MEMPHIS, Tenn. -- St. Jude Children's Research Hospital investigators and collaborators have shown how to predict if a child who is infected with respiratory syncytial virus (RSV) while being treated for cancer or another catastrophic disease is at high risk for developing severe infection. The finding will help clinicians improve guidelines for managing these infected children.
RSV is a common cause of pneumonia among infants, children and adults during winter, frequently causing fever, runny nose and coughs. It can be much more severe in patients who are undergoing cancer treatments and whose immune systems are suppressed. In these patients, the virus can move into the deep lung, causing pneumonia and other respiratory problems that can be fatal. However, it is difficult to predict which infected patient is likely to develop a serious lower respiratory tract illness and which one will continue to simply have a mild runny nose and cough.
The St. Jude team and collaborators found that if these children are under 2 years old and have very low levels of immune system cells in their blood called lymphocytes, they are at high risk for the RSV infection to become serious by moving into the lung. Such infections are especially dangerous because they can be fatal in some immunocompromised children, and there is no standard effective treatment for these infections, the researchers said. A report on the retrospective findings appears in the February issue of the journal Pediatrics.
The new information is important because it helps identify children who are most at risk for severe disease using easily available clinical information," said Aditya Gaur, MD, assistant member of the St. Jude Department of Infectious Diseases and the paper's senior author. "This narrows down the patient population who needs to be considered for antiviral therapy, which is costly and often inconvenient to receive from a child's perspective. For example, one treatment for RSV infection is to have the child breathe an aerosolized form of the antiviral drug ribavirin for 12 to 18 hours, which is tough for the child and the parent."
The findings of this study require confirmation in prospective studies, Gaur said. Results of the study also help define which children should receive medications that can help prevent RSV infection.
Another significant finding was that -- unlike some previous reports in immunocompromised adults with RSV -- neutropenia is not a risk factor for lower respiratory track infection, Gaur said. Neutropenia is an abnormally low level of neutrophils, immune system cells that engulf and digest germs.
"This finding is important because with cancer patients, clinicians are used to identifying those at risk for bacterial and fungal infections based on a patient having neutropenia," Gaur said. This study shows that for RSV, which is a viral infection, lymphopenia and not neutropenia is what identifies children at risk.

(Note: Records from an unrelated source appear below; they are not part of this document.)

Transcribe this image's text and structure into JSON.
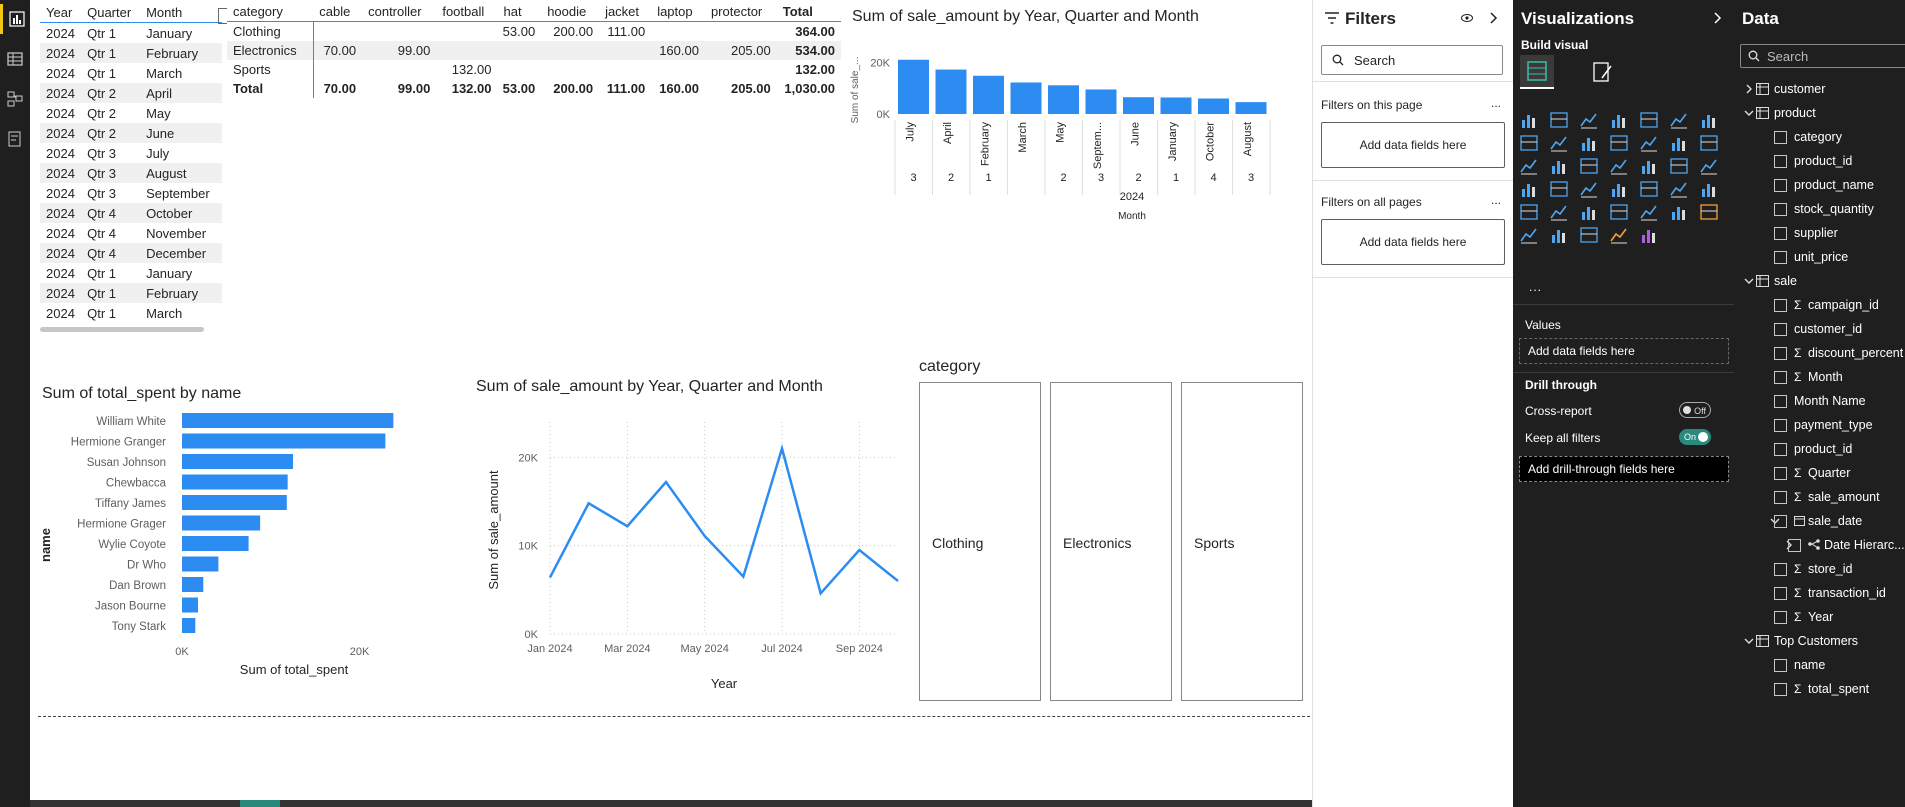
{
  "date_table": {
    "headers": [
      "Year",
      "Quarter",
      "Month"
    ],
    "rows": [
      [
        "2024",
        "Qtr 1",
        "January"
      ],
      [
        "2024",
        "Qtr 1",
        "February"
      ],
      [
        "2024",
        "Qtr 1",
        "March"
      ],
      [
        "2024",
        "Qtr 2",
        "April"
      ],
      [
        "2024",
        "Qtr 2",
        "May"
      ],
      [
        "2024",
        "Qtr 2",
        "June"
      ],
      [
        "2024",
        "Qtr 3",
        "July"
      ],
      [
        "2024",
        "Qtr 3",
        "August"
      ],
      [
        "2024",
        "Qtr 3",
        "September"
      ],
      [
        "2024",
        "Qtr 4",
        "October"
      ],
      [
        "2024",
        "Qtr 4",
        "November"
      ],
      [
        "2024",
        "Qtr 4",
        "December"
      ],
      [
        "2024",
        "Qtr 1",
        "January"
      ],
      [
        "2024",
        "Qtr 1",
        "February"
      ],
      [
        "2024",
        "Qtr 1",
        "March"
      ]
    ]
  },
  "matrix": {
    "headers": [
      "category",
      "cable",
      "controller",
      "football",
      "hat",
      "hoodie",
      "jacket",
      "laptop",
      "protector",
      "Total"
    ],
    "rows": [
      [
        "Clothing",
        "",
        "",
        "",
        "53.00",
        "200.00",
        "111.00",
        "",
        "",
        "364.00"
      ],
      [
        "Electronics",
        "70.00",
        "99.00",
        "",
        "",
        "",
        "",
        "160.00",
        "205.00",
        "534.00"
      ],
      [
        "Sports",
        "",
        "",
        "132.00",
        "",
        "",
        "",
        "",
        "",
        "132.00"
      ],
      [
        "Total",
        "70.00",
        "99.00",
        "132.00",
        "53.00",
        "200.00",
        "111.00",
        "160.00",
        "205.00",
        "1,030.00"
      ]
    ]
  },
  "chart_data": [
    {
      "type": "bar",
      "title": "Sum of sale_amount by Year, Quarter and Month",
      "ylabel": "Sum of sale_...",
      "xlabel": "Month",
      "year_label": "2024",
      "categories": [
        "July",
        "April",
        "February",
        "March",
        "May",
        "Septem...",
        "June",
        "January",
        "October",
        "August"
      ],
      "quarters": [
        "3",
        "2",
        "1",
        "",
        "2",
        "3",
        "2",
        "1",
        "4",
        "3"
      ],
      "values": [
        21000,
        17200,
        14800,
        12200,
        11100,
        9500,
        6500,
        6400,
        6000,
        4600
      ],
      "yticks": [
        "20K",
        "0K"
      ],
      "ylim": [
        0,
        24000
      ],
      "color": "#2c8cf2"
    },
    {
      "type": "bar",
      "orientation": "horizontal",
      "title": "Sum of total_spent by name",
      "ylabel": "name",
      "xlabel": "Sum of total_spent",
      "categories": [
        "William White",
        "Hermione Granger",
        "Susan Johnson",
        "Chewbacca",
        "Tiffany James",
        "Hermione Grager",
        "Wylie Coyote",
        "Dr Who",
        "Dan Brown",
        "Jason Bourne",
        "Tony Stark"
      ],
      "values": [
        23800,
        22900,
        12500,
        11900,
        11800,
        8800,
        7500,
        4100,
        2400,
        1800,
        1500
      ],
      "xticks": [
        "0K",
        "20K"
      ],
      "xlim": [
        0,
        25000
      ],
      "color": "#2c8cf2"
    },
    {
      "type": "line",
      "title": "Sum of sale_amount by Year, Quarter and Month",
      "ylabel": "Sum of sale_amount",
      "xlabel": "Year",
      "x": [
        "Jan 2024",
        "Feb 2024",
        "Mar 2024",
        "Apr 2024",
        "May 2024",
        "Jun 2024",
        "Jul 2024",
        "Aug 2024",
        "Sep 2024",
        "Oct 2024"
      ],
      "values": [
        6400,
        14800,
        12200,
        17200,
        11100,
        6500,
        21000,
        4600,
        9500,
        6000
      ],
      "xticks": [
        "Jan 2024",
        "Mar 2024",
        "May 2024",
        "Jul 2024",
        "Sep 2024"
      ],
      "yticks": [
        "20K",
        "10K",
        "0K"
      ],
      "ylim": [
        0,
        24000
      ],
      "color": "#2c8cf2"
    }
  ],
  "slicer": {
    "title": "category",
    "cards": [
      "Clothing",
      "Electronics",
      "Sports"
    ]
  },
  "filters_pane": {
    "title": "Filters",
    "search_placeholder": "Search",
    "on_this_page": "Filters on this page",
    "on_all_pages": "Filters on all pages",
    "add_fields": "Add data fields here",
    "more": "..."
  },
  "viz_pane": {
    "title": "Visualizations",
    "build_visual": "Build visual",
    "more": "...",
    "values_label": "Values",
    "add_fields": "Add data fields here",
    "drill_through": "Drill through",
    "cross_report": "Cross-report",
    "cross_report_state": "Off",
    "keep_filters": "Keep all filters",
    "keep_filters_state": "On",
    "add_drill": "Add drill-through fields here"
  },
  "data_pane": {
    "title": "Data",
    "search_placeholder": "Search",
    "items": [
      {
        "label": "customer",
        "level": 0,
        "kind": "table",
        "state": "collapsed"
      },
      {
        "label": "product",
        "level": 0,
        "kind": "table",
        "state": "expanded"
      },
      {
        "label": "category",
        "level": 1,
        "kind": "field"
      },
      {
        "label": "product_id",
        "level": 1,
        "kind": "field"
      },
      {
        "label": "product_name",
        "level": 1,
        "kind": "field"
      },
      {
        "label": "stock_quantity",
        "level": 1,
        "kind": "field"
      },
      {
        "label": "supplier",
        "level": 1,
        "kind": "field"
      },
      {
        "label": "unit_price",
        "level": 1,
        "kind": "field"
      },
      {
        "label": "sale",
        "level": 0,
        "kind": "table",
        "state": "expanded"
      },
      {
        "label": "campaign_id",
        "level": 1,
        "kind": "sum"
      },
      {
        "label": "customer_id",
        "level": 1,
        "kind": "field"
      },
      {
        "label": "discount_percent",
        "level": 1,
        "kind": "sum"
      },
      {
        "label": "Month",
        "level": 1,
        "kind": "sum"
      },
      {
        "label": "Month Name",
        "level": 1,
        "kind": "field"
      },
      {
        "label": "payment_type",
        "level": 1,
        "kind": "field"
      },
      {
        "label": "product_id",
        "level": 1,
        "kind": "field"
      },
      {
        "label": "Quarter",
        "level": 1,
        "kind": "sum"
      },
      {
        "label": "sale_amount",
        "level": 1,
        "kind": "sum"
      },
      {
        "label": "sale_date",
        "level": 1,
        "kind": "date",
        "state": "expanded"
      },
      {
        "label": "Date Hierarc...",
        "level": 2,
        "kind": "hier",
        "state": "collapsed"
      },
      {
        "label": "store_id",
        "level": 1,
        "kind": "sum"
      },
      {
        "label": "transaction_id",
        "level": 1,
        "kind": "sum"
      },
      {
        "label": "Year",
        "level": 1,
        "kind": "sum"
      },
      {
        "label": "Top Customers",
        "level": 0,
        "kind": "table",
        "state": "expanded"
      },
      {
        "label": "name",
        "level": 1,
        "kind": "field"
      },
      {
        "label": "total_spent",
        "level": 1,
        "kind": "sum"
      }
    ]
  }
}
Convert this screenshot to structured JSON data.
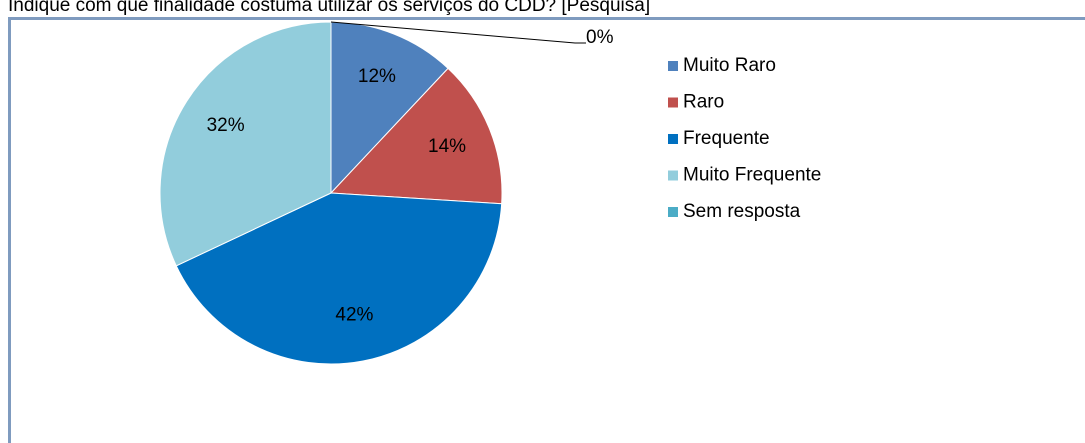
{
  "chart_data": {
    "type": "pie",
    "title": "Indique com que finalidade costuma utilizar os serviços do CDD? [Pesquisa]",
    "categories": [
      "Muito Raro",
      "Raro",
      "Frequente",
      "Muito Frequente",
      "Sem resposta"
    ],
    "values": [
      12,
      14,
      42,
      32,
      0
    ],
    "value_labels": [
      "12%",
      "14%",
      "42%",
      "32%",
      "0%"
    ],
    "colors": [
      "#4f81bd",
      "#c0504d",
      "#0070c0",
      "#92cddc",
      "#4bacc6"
    ],
    "legend": "right"
  }
}
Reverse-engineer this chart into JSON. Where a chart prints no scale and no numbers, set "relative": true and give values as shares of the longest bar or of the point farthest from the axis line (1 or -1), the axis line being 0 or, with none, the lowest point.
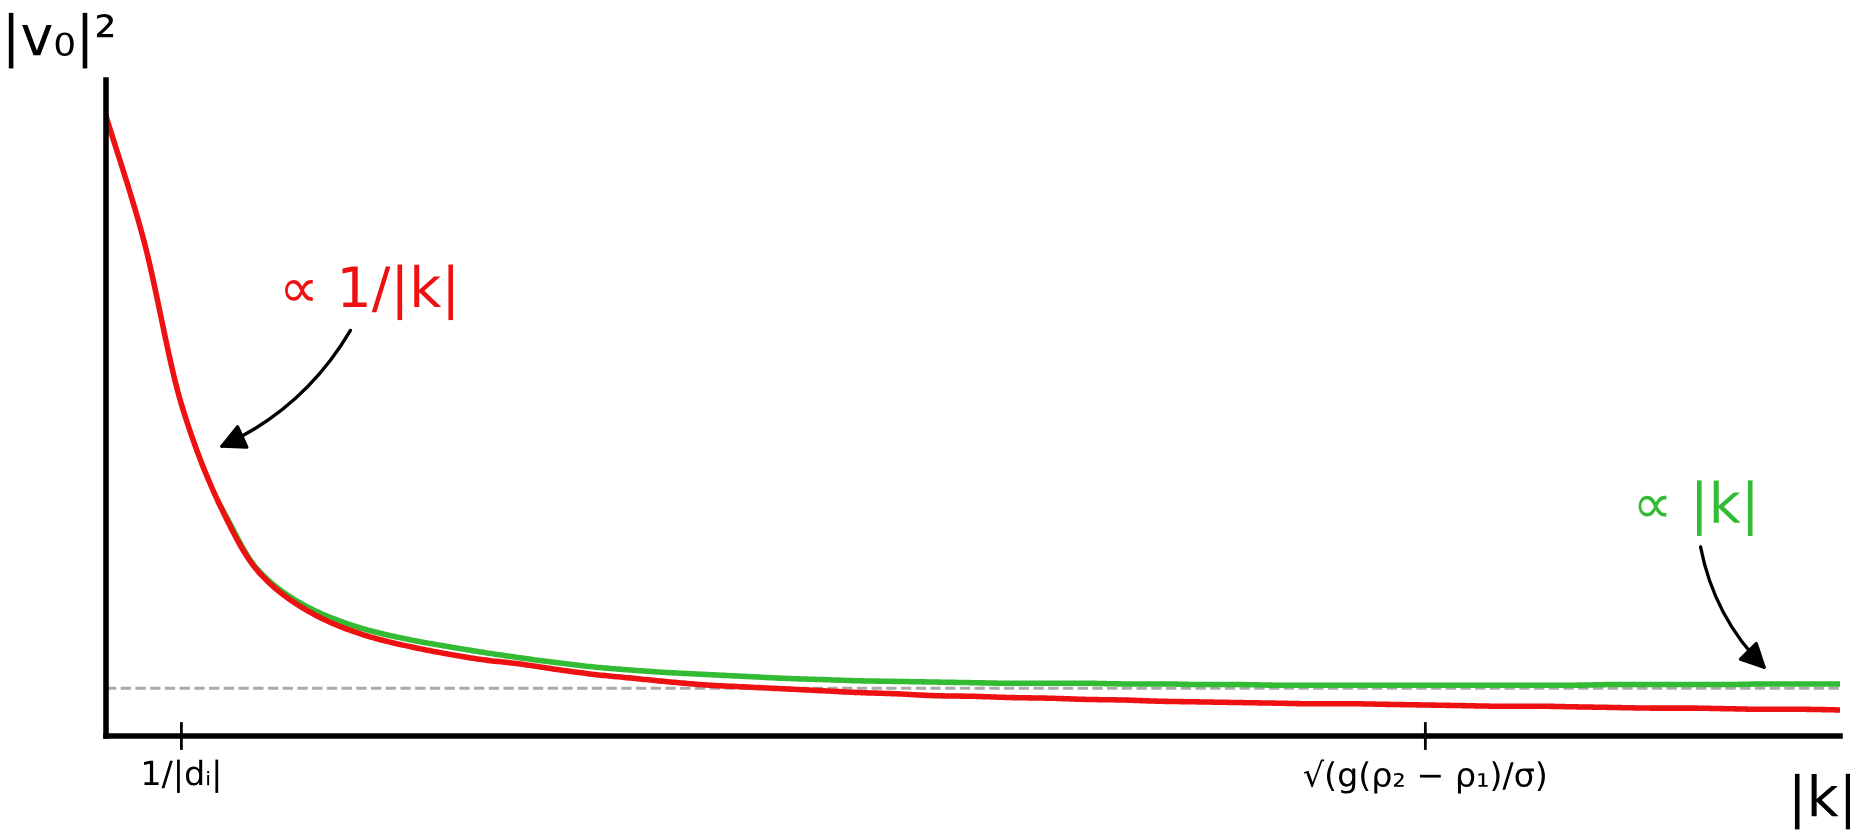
{
  "chart_data": {
    "type": "line",
    "relative": true,
    "ylabel": "|v₀|²",
    "xlabel": "|k|",
    "categories": [
      null,
      null,
      "1/|dᵢ|",
      null,
      null,
      null,
      null,
      null,
      null,
      null,
      null,
      null,
      null,
      null,
      null,
      null,
      null,
      null,
      null,
      null,
      null,
      null,
      null,
      null,
      null,
      null,
      null,
      null,
      null,
      null,
      null,
      null,
      null,
      null,
      null,
      "√(g(ρ₂ − ρ₁)/σ)",
      null,
      null,
      null,
      null,
      null,
      null,
      null,
      null,
      null,
      null,
      null
    ],
    "grid": false,
    "legend": false,
    "marker": "none",
    "line_style": "solid",
    "series": [
      {
        "color": "#33bb33",
        "values": [
          null,
          null,
          null,
          0.375,
          0.27,
          0.22,
          0.19,
          0.17,
          0.156,
          0.145,
          0.135,
          0.126,
          0.118,
          0.111,
          0.106,
          0.102,
          0.099,
          0.096,
          0.093,
          0.091,
          0.089,
          0.088,
          0.087,
          0.086,
          0.085,
          0.085,
          0.085,
          0.084,
          0.084,
          0.083,
          0.083,
          0.082,
          0.082,
          0.082,
          0.082,
          0.082,
          0.082,
          0.082,
          0.082,
          0.082,
          0.083,
          0.083,
          0.083,
          0.083,
          0.084,
          0.084,
          0.084
        ]
      },
      {
        "color": "#ee1111",
        "values": [
          1.0,
          0.8,
          0.535,
          0.375,
          0.268,
          0.215,
          0.182,
          0.16,
          0.145,
          0.133,
          0.123,
          0.116,
          0.107,
          0.099,
          0.093,
          0.087,
          0.082,
          0.079,
          0.076,
          0.073,
          0.07,
          0.068,
          0.065,
          0.064,
          0.062,
          0.061,
          0.059,
          0.058,
          0.056,
          0.055,
          0.054,
          0.053,
          0.052,
          0.052,
          0.051,
          0.05,
          0.049,
          0.048,
          0.048,
          0.047,
          0.046,
          0.045,
          0.045,
          0.044,
          0.043,
          0.043,
          0.042
        ]
      }
    ],
    "ref_lines": [
      {
        "axis": "y",
        "value": 0.077,
        "color": "#aaaaaa",
        "line_style": "dashed"
      }
    ],
    "annotations": [
      "∝ |k|",
      "∝ 1/|k|"
    ]
  }
}
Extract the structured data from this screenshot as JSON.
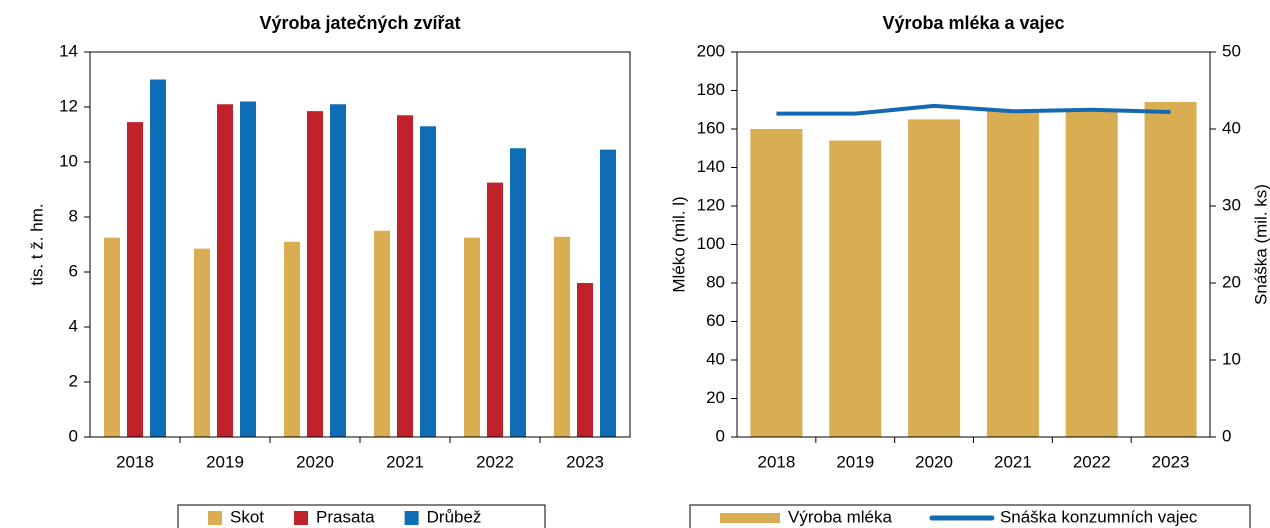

Previous studies have shown that lower respiratory track infection is more common in children whose immune system is suppressed, who are receiving chemotherapy or who have received a hematopoietic stem cell transplant (HSCT). However, while some studies report that lower respiratory track infection, due to RSV is fatal in 50 to 100 percent of infected adults, there is little information about this type of infection in immunocompromised children. "We decided to analyze the course of RSV infection in children being treated for cancer to identify factors that could help us predict which ones were at highest risk for severe disease or death due to a lower respiratory tract infection with this virus," Gaur said. HSCT is the transplantation of special cells from the blood or bone marrow that can give rise to all the blood cells of the body (red and white cells and platelets).
The St. Jude team studied clinical and laboratory information from the records of 58 patients who had tested positive for RSV infection. Among these children, 23 (40 percent) had acute lymphoblastic leukemia, 11 (19 percent) had solid tumors and 24 patients (41 percent) had acute myeloid leukemia (AML), severe combined immunodeficiency syndrome (SCIDS), or had undergone bone marrow transplantation. RSV disease in these infected children was classified as upper respiratory track infection only or lower respiratory tract infection; and children with both upper and lower respiratory track infections, were defined as having lower respiratory track infection.
Overall, 16 (28 percent) of these children developed lower respiratory track infection, due to RSV. The frequency of this type of infection was highest (42 percent) in patients who had undergone HSCT or who had AML or SCIDS. Five patients (31 percent) with LRTI died, an overall mortality rate of 8.6 percent. All deaths occurred in lower respiratory track infection patients who were severely immunocompromised from their cancer, from chemotherapy or from the HSCT.
Other researchers include C. M. El Saleeby (formerly of St. Jude and now at MassGeneral Hospital for Children, Boston), G. W. Somes (Department of Preventive Medicine, University of Tennessee, Memphis) and J.P. DeVincenzo (Le Bonheur Children's Medical Center and University of Tennessee, Memphis).
This study was supported by the National Institutes of Health and ALSAC.